Tuesday, January 24, 2017

Lilacs in a Watering Can

Lilacs in a Watering Can - Stage One
This painting was conceived in reverse.    I came across this beautiful little frame that had a 5x5 inch opening.   I have never used the 5x5 inch size, although I have been enjoying the square format.  It was simple enough to cut and mount a linen square and stretch onto a 5x5 barn board square.    With this style of the frame, I envisioned a painting depicting a delicate floral image of some kind.   Lavender or bluish flowers would be perfect complements to the silvery tone of the frame.    I created a square thumbnail drawing that seemed to have a "not too symmetric" feel.

No fresh lilacs were available, but I found some fine images that were usable.   The light source in my favorite image was from the left so I imagined a nice country window casting light on the blooms, watering can and antique chair.

Thursday, January 19, 2017

Light and Shadow Winter Scene

Light and Shadow Winter Scene - Stage One

It was nice to be out in the fresh air, which, by the way was fairly mild for early January. Shadows in winter are long and can offer dramatic contrast in landscapes.   The sun was so low in this scene, despite it being midday, that the trees to the left (south) of me had shadows twice their height.  The bright strip behind the trees is Coast Guard Hill in Marshfield, MA, a popular sledding area.    The only hint of sledding on this school day however, was a couple of broken plastic saucers and hay bails at the base of the some cedars at the bottom.

Makeshift Palette Knife
Before the last cold snap, I cleared out my painting supplies from my painting vehicle.   I didn't want my gear to be exposed to sub-zero temperatures, but alas, I forgot I had done that.  I arrived at this location and discovered I didn't have mineral spirits or a palette knife.   Luckily my Gamblin's gel medium could substitute for the spirits.  In the past, I have used a credit card as a palette knife - not smart though, as the paint tends to clog the numbers.   A business card made a better palette knife substitute.  See photo.

There was a surprising amount of warm orange in the woods on the far side of the sledding hill.
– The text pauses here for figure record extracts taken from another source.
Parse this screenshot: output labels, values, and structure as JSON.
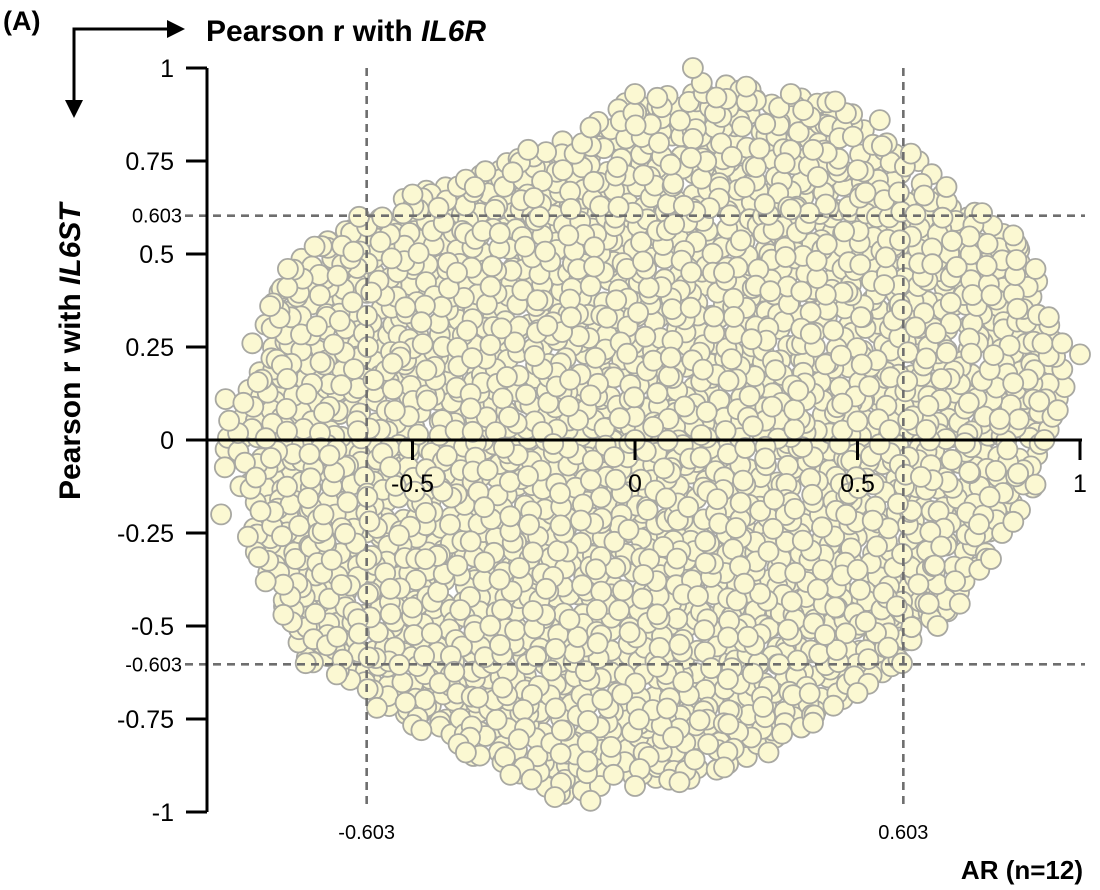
{
  "panel_label": "(A)",
  "chart_data": {
    "type": "scatter",
    "title": "",
    "xlabel_prefix": "Pearson r with ",
    "xlabel_gene": "IL6R",
    "ylabel_prefix": "Pearson r with ",
    "ylabel_gene": "IL6ST",
    "subset_label": "AR (n=12)",
    "xlim": [
      -1,
      1
    ],
    "ylim": [
      -1,
      1
    ],
    "x_ticks": [
      {
        "value": -0.5,
        "label": "-0.5"
      },
      {
        "value": 0,
        "label": "0"
      },
      {
        "value": 0.5,
        "label": "0.5"
      },
      {
        "value": 1,
        "label": "1"
      }
    ],
    "y_ticks": [
      {
        "value": 1,
        "label": "1"
      },
      {
        "value": 0.75,
        "label": "0.75"
      },
      {
        "value": 0.5,
        "label": "0.5"
      },
      {
        "value": 0.25,
        "label": "0.25"
      },
      {
        "value": 0,
        "label": "0"
      },
      {
        "value": -0.25,
        "label": "-0.25"
      },
      {
        "value": -0.5,
        "label": "-0.5"
      },
      {
        "value": -0.75,
        "label": "-0.75"
      },
      {
        "value": -1,
        "label": "-1"
      }
    ],
    "thresholds": {
      "x": [
        {
          "value": -0.603,
          "label": "-0.603"
        },
        {
          "value": 0.603,
          "label": "0.603"
        }
      ],
      "y": [
        {
          "value": 0.603,
          "label": "0.603"
        },
        {
          "value": -0.603,
          "label": "-0.603"
        }
      ]
    },
    "point_fill": "#fbf8d2",
    "point_stroke": "#a8a8a2",
    "threshold_color": "#6e6e6e",
    "grid": false,
    "legend": "none",
    "point_cloud_description": "dense cloud of gene correlations spanning x≈-0.92 to 1.0 and y≈-0.98 to 1.0",
    "series": [
      {
        "points": [
          [
            -0.92,
            0.11
          ],
          [
            -0.93,
            -0.2
          ],
          [
            -0.88,
            0.1
          ],
          [
            -0.82,
            0.36
          ],
          [
            -0.86,
            0.26
          ],
          [
            -0.78,
            0.46
          ],
          [
            -0.72,
            0.52
          ],
          [
            -0.62,
            0.6
          ],
          [
            -0.5,
            0.66
          ],
          [
            -0.38,
            0.7
          ],
          [
            -0.24,
            0.78
          ],
          [
            -0.1,
            0.84
          ],
          [
            0.0,
            0.93
          ],
          [
            0.05,
            0.92
          ],
          [
            0.15,
            0.96
          ],
          [
            0.25,
            0.95
          ],
          [
            0.35,
            0.93
          ],
          [
            0.45,
            0.91
          ],
          [
            0.55,
            0.86
          ],
          [
            0.62,
            0.77
          ],
          [
            0.7,
            0.68
          ],
          [
            0.78,
            0.61
          ],
          [
            0.85,
            0.55
          ],
          [
            0.9,
            0.46
          ],
          [
            0.93,
            0.33
          ],
          [
            0.96,
            0.26
          ],
          [
            1.0,
            0.23
          ],
          [
            0.95,
            0.08
          ],
          [
            0.92,
            0.0
          ],
          [
            0.9,
            -0.12
          ],
          [
            0.85,
            -0.22
          ],
          [
            0.8,
            -0.32
          ],
          [
            0.73,
            -0.44
          ],
          [
            0.68,
            -0.5
          ],
          [
            0.6,
            -0.6
          ],
          [
            0.5,
            -0.68
          ],
          [
            0.4,
            -0.76
          ],
          [
            0.3,
            -0.84
          ],
          [
            0.2,
            -0.88
          ],
          [
            0.1,
            -0.92
          ],
          [
            0.0,
            -0.93
          ],
          [
            -0.1,
            -0.97
          ],
          [
            -0.18,
            -0.96
          ],
          [
            -0.28,
            -0.9
          ],
          [
            -0.38,
            -0.84
          ],
          [
            -0.48,
            -0.78
          ],
          [
            -0.58,
            -0.72
          ],
          [
            -0.67,
            -0.63
          ],
          [
            -0.74,
            -0.6
          ],
          [
            -0.79,
            -0.47
          ],
          [
            -0.83,
            -0.38
          ],
          [
            -0.87,
            -0.26
          ],
          [
            0.13,
            1.0
          ],
          [
            0.08,
            0.74
          ],
          [
            -0.36,
            0.68
          ],
          [
            0.66,
            -0.44
          ],
          [
            0.4,
            0.78
          ],
          [
            -0.55,
            -0.4
          ],
          [
            -0.3,
            0.3
          ],
          [
            0.3,
            -0.3
          ],
          [
            -0.1,
            0.12
          ],
          [
            0.2,
            0.45
          ],
          [
            -0.45,
            -0.1
          ],
          [
            0.5,
            0.05
          ],
          [
            0.1,
            -0.55
          ],
          [
            -0.2,
            -0.4
          ],
          [
            0.6,
            0.35
          ],
          [
            -0.6,
            0.25
          ],
          [
            0.35,
            0.62
          ],
          [
            -0.15,
            0.55
          ],
          [
            0.75,
            0.1
          ],
          [
            -0.7,
            -0.2
          ],
          [
            0.0,
            0.0
          ],
          [
            0.45,
            -0.45
          ],
          [
            -0.4,
            0.45
          ]
        ]
      }
    ]
  }
}
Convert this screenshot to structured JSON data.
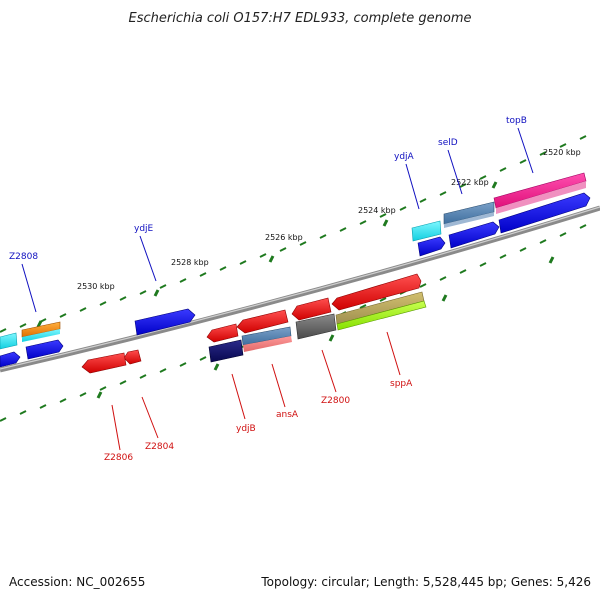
{
  "title": "Escherichia coli O157:H7 EDL933, complete genome",
  "footer": {
    "accession": "Accession: NC_002655",
    "summary": "Topology: circular; Length: 5,528,445 bp; Genes: 5,426"
  },
  "colors": {
    "backbone": "#8a8a8a",
    "tick": "#1f7a1f",
    "plus_label": "#1010c0",
    "minus_label": "#d01010"
  },
  "kbp_labels": [
    "2520 kbp",
    "2522 kbp",
    "2524 kbp",
    "2526 kbp",
    "2528 kbp",
    "2530 kbp"
  ],
  "plus_labels": [
    "topB",
    "selD",
    "ydjA",
    "ydjE",
    "Z2808"
  ],
  "minus_labels": [
    "sppA",
    "Z2800",
    "ansA",
    "ydjB",
    "Z2804",
    "Z2806"
  ]
}
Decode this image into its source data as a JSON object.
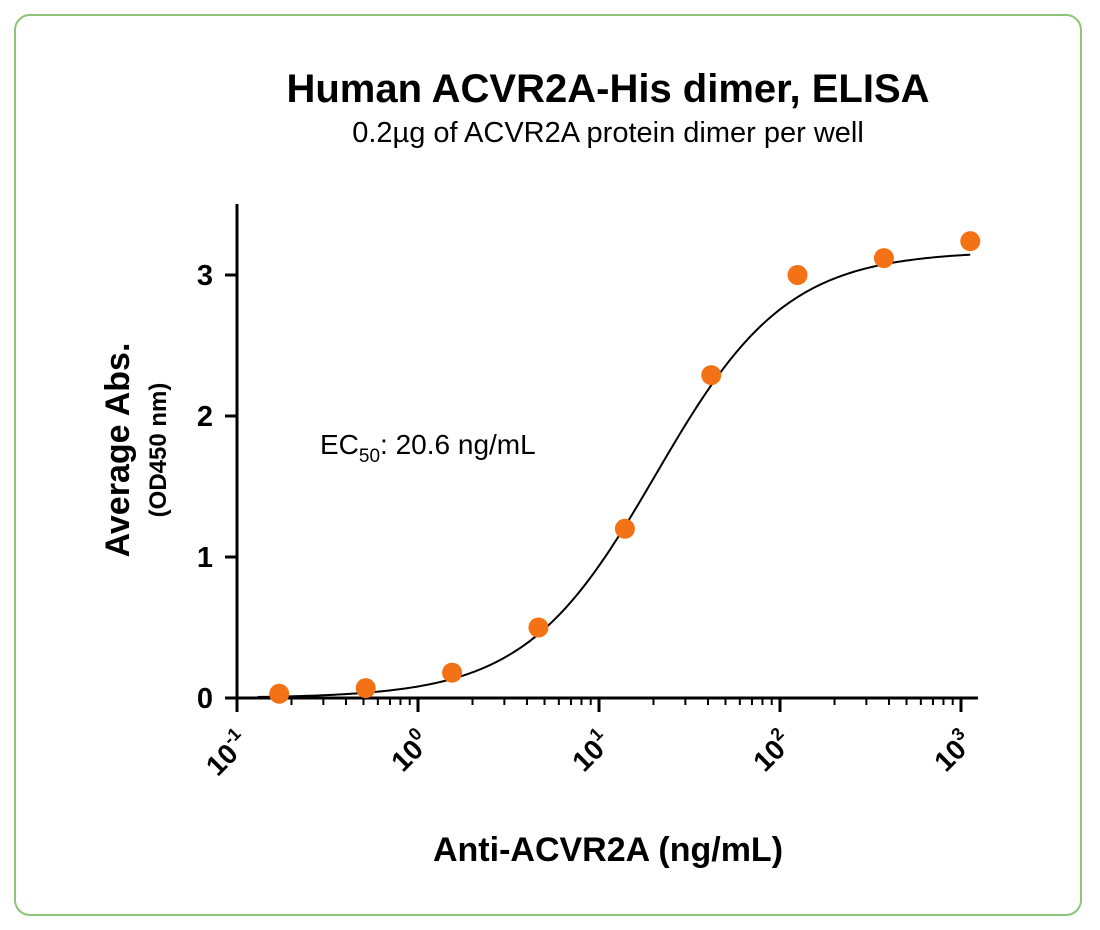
{
  "chart_data": {
    "type": "scatter",
    "title": "Human ACVR2A-His dimer, ELISA",
    "subtitle": "0.2µg of ACVR2A protein dimer per well",
    "ylabel": "Average Abs.",
    "ylabel_sub": "(OD450 nm)",
    "xlabel": "Anti-ACVR2A (ng/mL)",
    "xscale": "log",
    "xlim": [
      0.1,
      1200
    ],
    "ylim": [
      0,
      3.5
    ],
    "yticks": [
      {
        "value": 0,
        "label": "0"
      },
      {
        "value": 1,
        "label": "1"
      },
      {
        "value": 2,
        "label": "2"
      },
      {
        "value": 3,
        "label": "3"
      }
    ],
    "xticks": [
      {
        "value": 0.1,
        "base": "10",
        "exp": "-1"
      },
      {
        "value": 1,
        "base": "10",
        "exp": "0"
      },
      {
        "value": 10,
        "base": "10",
        "exp": "1"
      },
      {
        "value": 100,
        "base": "10",
        "exp": "2"
      },
      {
        "value": 1000,
        "base": "10",
        "exp": "3"
      }
    ],
    "series": [
      {
        "marker_color": "#f47216",
        "x": [
          0.171,
          0.514,
          1.543,
          4.63,
          13.9,
          41.7,
          125,
          375,
          1125
        ],
        "y": [
          0.03,
          0.07,
          0.18,
          0.5,
          1.2,
          2.29,
          3.0,
          3.12,
          3.24
        ]
      }
    ],
    "fit": {
      "model": "4PL",
      "bottom": 0.0,
      "top": 3.17,
      "ec50": 20.6,
      "hill": 1.2
    },
    "annotation": {
      "prefix": "EC",
      "subscript": "50",
      "suffix": ": 20.6 ng/mL"
    },
    "grid": false,
    "legend": "none"
  },
  "colors": {
    "border": "#8cc57a",
    "marker": "#f47216",
    "curve": "#000000"
  }
}
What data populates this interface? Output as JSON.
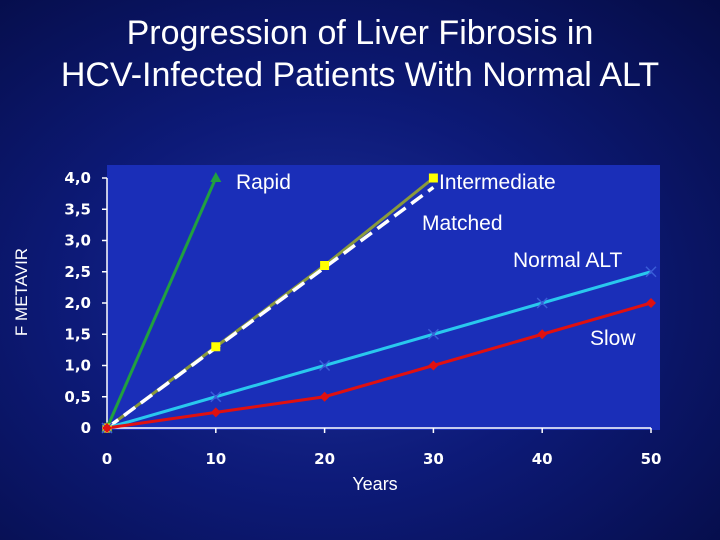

The warm color made the gray-blue snow look very pretty.  Nature was showing off and my job was to match the colors.   White snow is anything but white when painting it.  Shadows were blue, lavender and gray; sunlit snow was the palest notes of yellow, pink and green.

Light and Shadow Winter Scene
Additional saplings, branches and vines were carved into the snow, then the darkest darks were restated.   The shadows of the stone wall really set off the snowy blues.

Saturday, January 14, 2017

Curious Sheep - Ireland

Sheep at the Stone Wall

While exploring the countryside in Ireland we did a lot of walking.    Green pastures were dotted with sheep and often they were standing alongside the stone walls that separated one field from the next.   Unlike the cows, which would walk toward us and even "say hello," the sheep would just stare quietly.   It was as if our very presence caused them to become frozen in place, and they wouldn't make a sound.

Sunday, January 8, 2017

Allihies Dairy Farmer II

Dairy Farmer - County Clare
This painting depicts a dairy farmer in the southwestern Ireland, specifically the Beara Penninsula, which is the furthest western landmass, a part of County Clare.  The distant hills were covered in a patchwork of shades of green and pink.   In this field, a large steel milk drum on wheels sat near an old gate.    As the farmer walked to it, the cows followed him, as if they expected a treat.   More likely, they knew it was milking time.